> Many studies have found that the earlier bugs are found, the cheaper,
> quicker, and easier they are to fix. That applies to web design too.
> I hope more of you might consider earlier testing. I expect the result
> would be happier web designers, and more robust cross-browser designs.
What it assumes though is that the product specs and functionality are
set in stone and known. Sadly enough web design is still considered a
final "making pretty" stage in most development cycles that I have
encountered and daily changes of the screen output are not uncommon.

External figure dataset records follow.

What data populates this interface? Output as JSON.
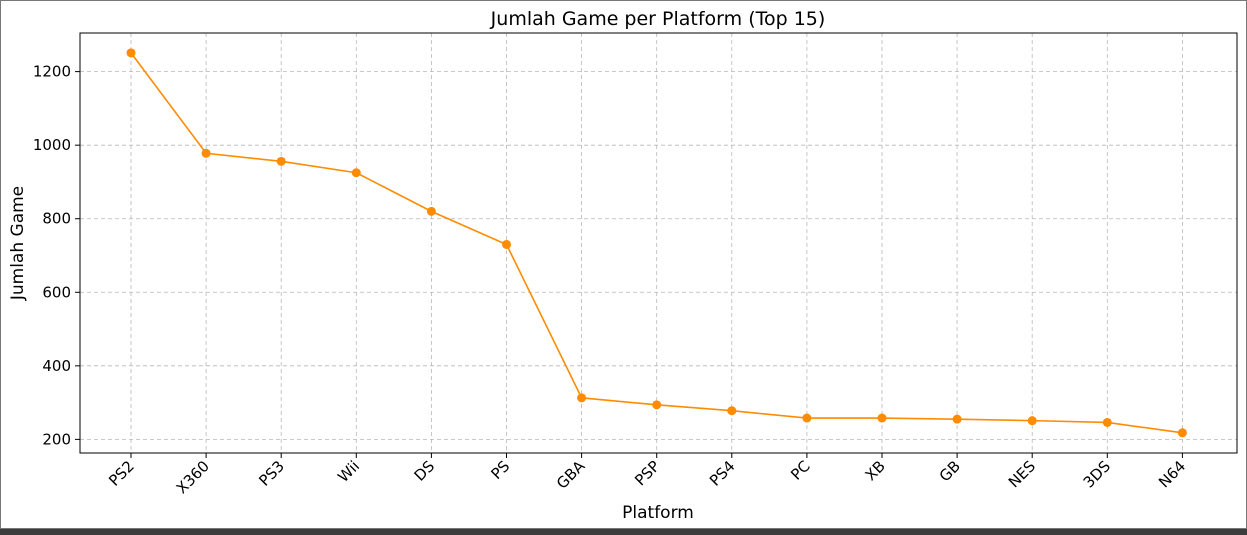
{
  "chart_data": {
    "type": "line",
    "title": "Jumlah Game per Platform (Top 15)",
    "xlabel": "Platform",
    "ylabel": "Jumlah Game",
    "categories": [
      "PS2",
      "X360",
      "PS3",
      "Wii",
      "DS",
      "PS",
      "GBA",
      "PSP",
      "PS4",
      "PC",
      "XB",
      "GB",
      "NES",
      "3DS",
      "N64"
    ],
    "series": [
      {
        "values": [
          1251,
          978,
          956,
          925,
          820,
          730,
          313,
          294,
          278,
          258,
          258,
          255,
          251,
          246,
          218
        ]
      }
    ],
    "ylim": [
      163,
      1305
    ],
    "yticks": [
      200,
      400,
      600,
      800,
      1000,
      1200
    ],
    "grid": true,
    "grid_style": "dashed",
    "line_color": "#ff8c00",
    "marker": "circle",
    "x_tick_rotation": 45
  }
}
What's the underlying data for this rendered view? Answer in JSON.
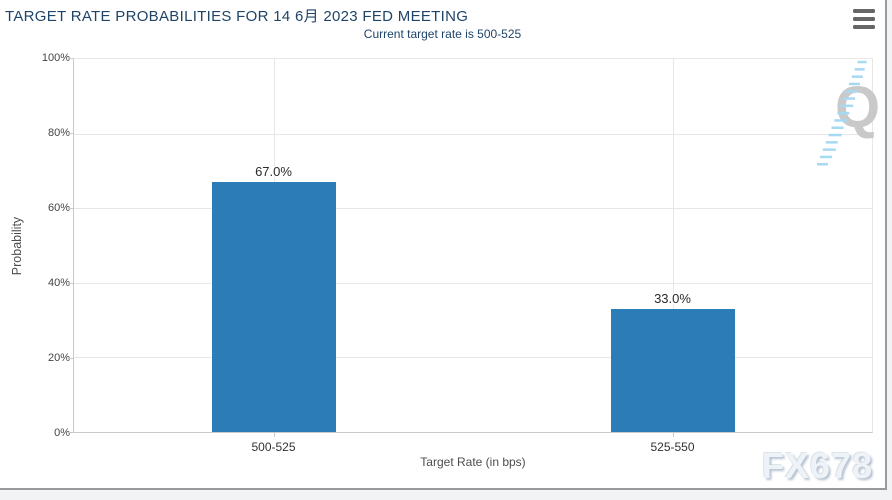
{
  "header": {
    "title": "TARGET RATE PROBABILITIES FOR 14 6月 2023 FED MEETING",
    "subtitle": "Current target rate is 500-525",
    "menu_icon": "hamburger-icon"
  },
  "chart_data": {
    "type": "bar",
    "title": "TARGET RATE PROBABILITIES FOR 14 6月 2023 FED MEETING",
    "subtitle": "Current target rate is 500-525",
    "categories": [
      "500-525",
      "525-550"
    ],
    "values": [
      67.0,
      33.0
    ],
    "data_labels": [
      "67.0%",
      "33.0%"
    ],
    "xlabel": "Target Rate (in bps)",
    "ylabel": "Probability",
    "ylim": [
      0,
      100
    ],
    "ytick_labels": [
      "100%",
      "80%",
      "60%",
      "40%",
      "20%",
      "0%"
    ],
    "grid": true,
    "legend": false,
    "bar_color": "#2b7cb7"
  },
  "watermarks": {
    "logo_letter": "Q",
    "site": "FX678"
  },
  "colors": {
    "page_bg": "#f2f3f4",
    "panel_border": "#999999",
    "title_text": "#1e4469",
    "subtitle_text": "#1e4469",
    "axis_label": "#4d4d4d",
    "tick_label": "#444444",
    "category_label": "#333333",
    "data_label": "#2b2b2b",
    "bar": "#2b7cb7",
    "gridline": "#e7e7e7",
    "axis_line": "#c9c9c9",
    "menu_icon": "#666666",
    "watermark_q": "#c9c9c9",
    "watermark_swoosh": "#a6d9f2",
    "fx678_text": "#eef3f8"
  }
}
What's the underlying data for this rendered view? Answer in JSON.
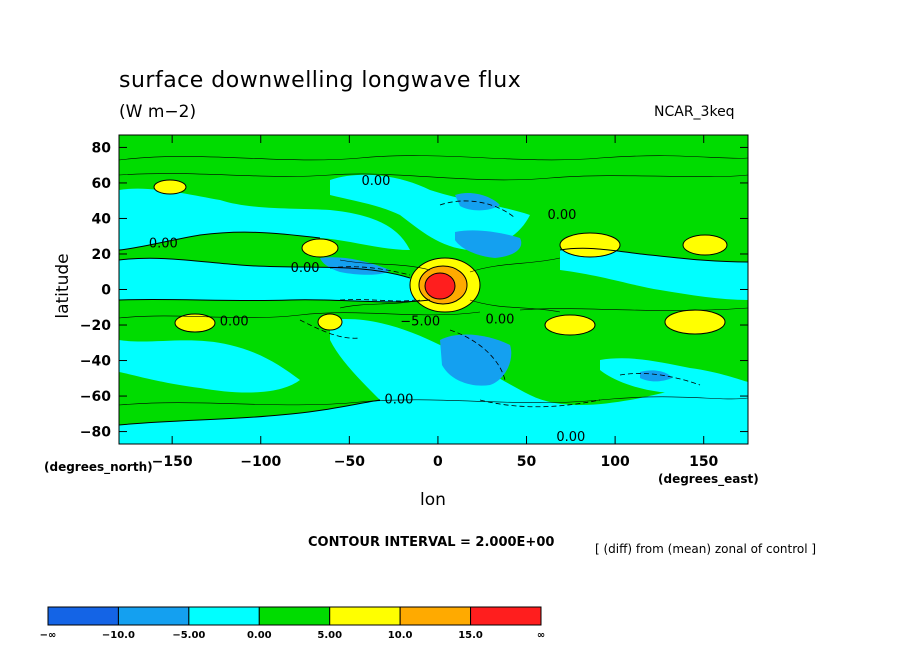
{
  "chart_data": {
    "type": "heatmap",
    "title": "surface downwelling longwave flux",
    "units_label": "(W m−2)",
    "model_label": "NCAR_3keq",
    "xlabel": "lon",
    "ylabel": "latitude",
    "x_unit": "(degrees_east)",
    "y_unit": "(degrees_north)",
    "xlim": [
      -180,
      175
    ],
    "ylim": [
      -87,
      87
    ],
    "x_ticks": [
      -150,
      -100,
      -50,
      0,
      50,
      100,
      150
    ],
    "y_ticks": [
      80,
      60,
      40,
      20,
      0,
      -20,
      -40,
      -60,
      -80
    ],
    "contour_interval_text": "CONTOUR INTERVAL = 2.000E+00",
    "note": "[ (diff) from (mean) zonal of control ]",
    "contour_labels": [
      {
        "text": "0.00",
        "x": -35,
        "y": 61
      },
      {
        "text": "0.00",
        "x": 70,
        "y": 42
      },
      {
        "text": "0.00",
        "x": -155,
        "y": 26
      },
      {
        "text": "0.00",
        "x": -75,
        "y": 12
      },
      {
        "text": "−5.00",
        "x": -10,
        "y": -18
      },
      {
        "text": "0.00",
        "x": 35,
        "y": -17
      },
      {
        "text": "0.00",
        "x": -115,
        "y": -18
      },
      {
        "text": "0.00",
        "x": -22,
        "y": -62
      },
      {
        "text": "0.00",
        "x": 75,
        "y": -83
      }
    ],
    "colorbar": {
      "boundaries": [
        "−∞",
        "−10.0",
        "−5.00",
        "0.00",
        "5.00",
        "10.0",
        "15.0",
        "∞"
      ],
      "colors": [
        "#1464e6",
        "#14a0f0",
        "#00ffff",
        "#00dc00",
        "#ffff00",
        "#ffaa00",
        "#ff1e1e"
      ]
    }
  }
}
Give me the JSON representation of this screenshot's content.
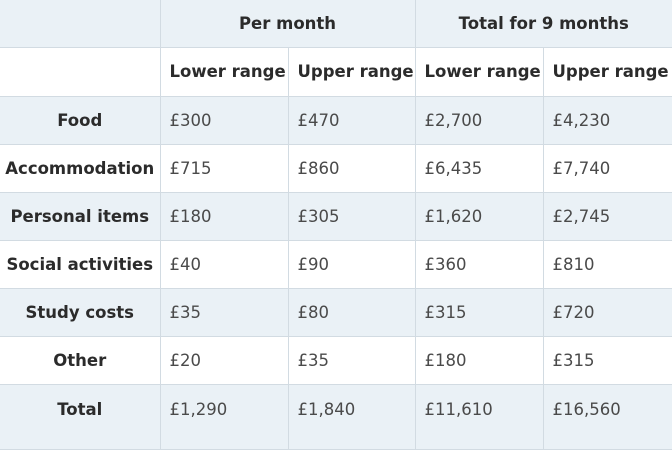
{
  "header": {
    "group_per_month": "Per month",
    "group_total": "Total for 9 months",
    "sub_headers": [
      "Lower range",
      "Upper range",
      "Lower range",
      "Upper range"
    ]
  },
  "rows": [
    {
      "label": "Food",
      "values": [
        "£300",
        "£470",
        "£2,700",
        "£4,230"
      ]
    },
    {
      "label": "Accommodation",
      "values": [
        "£715",
        "£860",
        "£6,435",
        "£7,740"
      ]
    },
    {
      "label": "Personal items",
      "values": [
        "£180",
        "£305",
        "£1,620",
        "£2,745"
      ]
    },
    {
      "label": "Social activities",
      "values": [
        "£40",
        "£90",
        "£360",
        "£810"
      ]
    },
    {
      "label": "Study costs",
      "values": [
        "£35",
        "£80",
        "£315",
        "£720"
      ]
    },
    {
      "label": "Other",
      "values": [
        "£20",
        "£35",
        "£180",
        "£315"
      ]
    },
    {
      "label": "Total",
      "values": [
        "£1,290",
        "£1,840",
        "£11,610",
        "£16,560"
      ]
    }
  ],
  "colors": {
    "shaded_row": "#eaf1f6",
    "border": "#d2dbe2"
  }
}
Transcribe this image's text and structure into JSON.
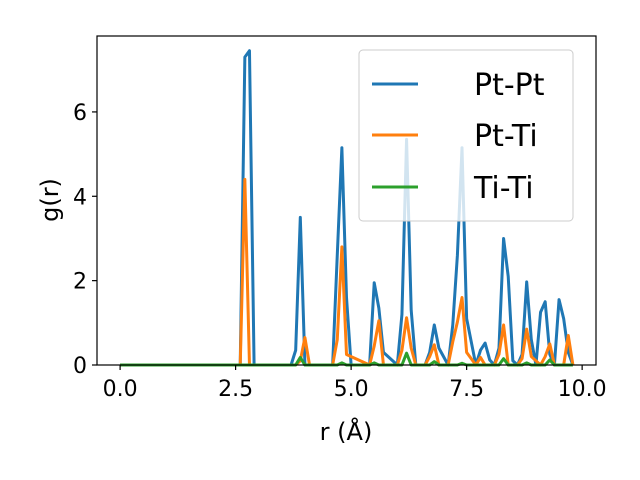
{
  "chart_data": {
    "type": "line",
    "title": "",
    "xlabel": "r (Å)",
    "ylabel": "g(r)",
    "xlim": [
      -0.5,
      10.3
    ],
    "ylim": [
      0,
      7.8
    ],
    "xticks": [
      0.0,
      2.5,
      5.0,
      7.5,
      10.0
    ],
    "xtick_labels": [
      "0.0",
      "2.5",
      "5.0",
      "7.5",
      "10.0"
    ],
    "yticks": [
      0,
      2,
      4,
      6
    ],
    "ytick_labels": [
      "0",
      "2",
      "4",
      "6"
    ],
    "grid": false,
    "legend_position": "top-right",
    "series": [
      {
        "name": "Pt-Pt",
        "color": "#1f77b4",
        "x": [
          0.0,
          2.6,
          2.7,
          2.8,
          2.9,
          3.7,
          3.8,
          3.9,
          4.0,
          4.6,
          4.7,
          4.8,
          4.9,
          5.0,
          5.4,
          5.5,
          5.6,
          5.7,
          6.0,
          6.1,
          6.2,
          6.3,
          6.4,
          6.6,
          6.7,
          6.8,
          6.9,
          7.1,
          7.2,
          7.3,
          7.4,
          7.5,
          7.7,
          7.8,
          7.9,
          8.0,
          8.1,
          8.2,
          8.3,
          8.4,
          8.5,
          8.6,
          8.7,
          8.8,
          8.9,
          9.0,
          9.1,
          9.2,
          9.3,
          9.4,
          9.5,
          9.6,
          9.7,
          9.8
        ],
        "values": [
          0,
          0,
          7.3,
          7.45,
          0,
          0,
          0.35,
          3.5,
          0,
          0,
          2.6,
          5.15,
          1.6,
          0,
          0,
          1.95,
          1.35,
          0.3,
          0,
          1.2,
          5.35,
          1.3,
          0,
          0,
          0.3,
          0.95,
          0.4,
          0,
          0.95,
          2.6,
          5.15,
          1.1,
          0,
          0.35,
          0.52,
          0.12,
          0,
          0.4,
          3.0,
          2.1,
          0.1,
          0,
          0.25,
          1.97,
          0.6,
          0,
          1.25,
          1.5,
          0.25,
          0,
          1.55,
          1.1,
          0.3,
          0
        ]
      },
      {
        "name": "Pt-Ti",
        "color": "#ff7f0e",
        "x": [
          0.0,
          2.6,
          2.7,
          2.8,
          3.8,
          3.9,
          4.0,
          4.1,
          4.6,
          4.7,
          4.8,
          4.9,
          5.4,
          5.5,
          5.6,
          5.7,
          6.0,
          6.1,
          6.2,
          6.3,
          6.4,
          6.6,
          6.7,
          6.8,
          6.9,
          7.1,
          7.2,
          7.3,
          7.4,
          7.5,
          7.7,
          7.8,
          7.9,
          8.1,
          8.2,
          8.3,
          8.4,
          8.6,
          8.7,
          8.8,
          8.9,
          9.1,
          9.2,
          9.3,
          9.4,
          9.6,
          9.7,
          9.8
        ],
        "values": [
          0,
          0,
          4.4,
          0,
          0,
          0.1,
          0.65,
          0,
          0,
          0.6,
          2.8,
          0.25,
          0,
          0.45,
          1.05,
          0,
          0,
          0.35,
          1.12,
          0.4,
          0,
          0,
          0.2,
          0.48,
          0,
          0,
          0.55,
          1.02,
          1.6,
          0.3,
          0,
          0.18,
          0,
          0,
          0.25,
          0.95,
          0,
          0,
          0.15,
          0.85,
          0.2,
          0,
          0.2,
          0.5,
          0,
          0,
          0.7,
          0
        ]
      },
      {
        "name": "Ti-Ti",
        "color": "#2ca02c",
        "x": [
          0.0,
          3.8,
          3.9,
          4.0,
          4.7,
          4.8,
          4.9,
          5.4,
          5.5,
          5.6,
          6.1,
          6.2,
          6.3,
          6.7,
          6.8,
          6.9,
          7.3,
          7.4,
          7.5,
          8.2,
          8.3,
          8.4,
          8.7,
          8.8,
          8.9,
          9.2,
          9.3,
          9.4,
          9.8
        ],
        "values": [
          0,
          0,
          0.18,
          0,
          0,
          0.05,
          0,
          0,
          0.05,
          0,
          0,
          0.28,
          0,
          0,
          0.08,
          0,
          0,
          0.04,
          0,
          0,
          0.15,
          0,
          0,
          0.05,
          0,
          0,
          0.12,
          0,
          0
        ]
      }
    ]
  }
}
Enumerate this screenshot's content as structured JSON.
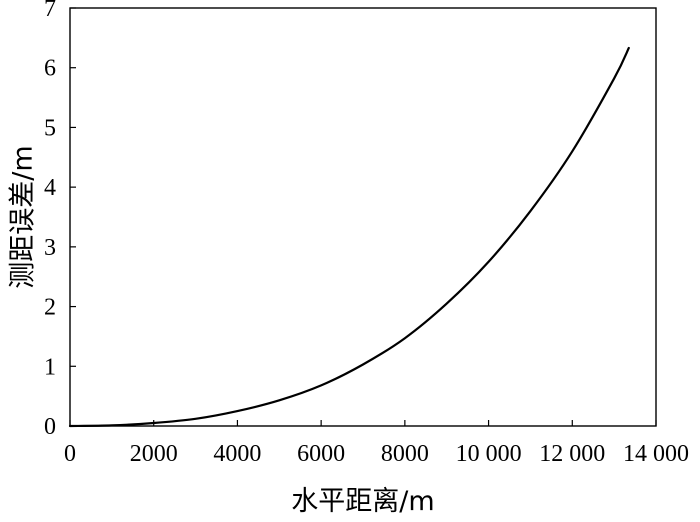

Furthermore it would be great if only people who know browser and user
agent concerns would touch CSS and HTML, but it seems to be public
domain, as - in enterprise level products - you will hardly be able to
control all HTML and when clients do the maintenance you will get the
inhouse designer/developer who "knows a cool tool that generates code
/ CSS" to mess with your stuff.
During the heat of the development, with once again no contingency in
the budget or time limit things can get overlooked - sometimes even on
purpose to be able to show the client that some browsers show a bad
layout and thus trying to get a new budget / second phase cleanup
project signed off.
It is easy to say "I could fix this in two seconds and they should
have thought of that' but especially the "Front End Development" part
of the development cycle is never appreciated enough, it comes from
the same budget as design and 90% of the resources and budget were
blown in designing 20 rigid screens of the homepage.
To get were you seem to think we are now we still have to make
developers, clients and project managers aware that good web design
starts before the visuals are being produced - with proper Information
Architecture and a list of what has to be developed and for whom.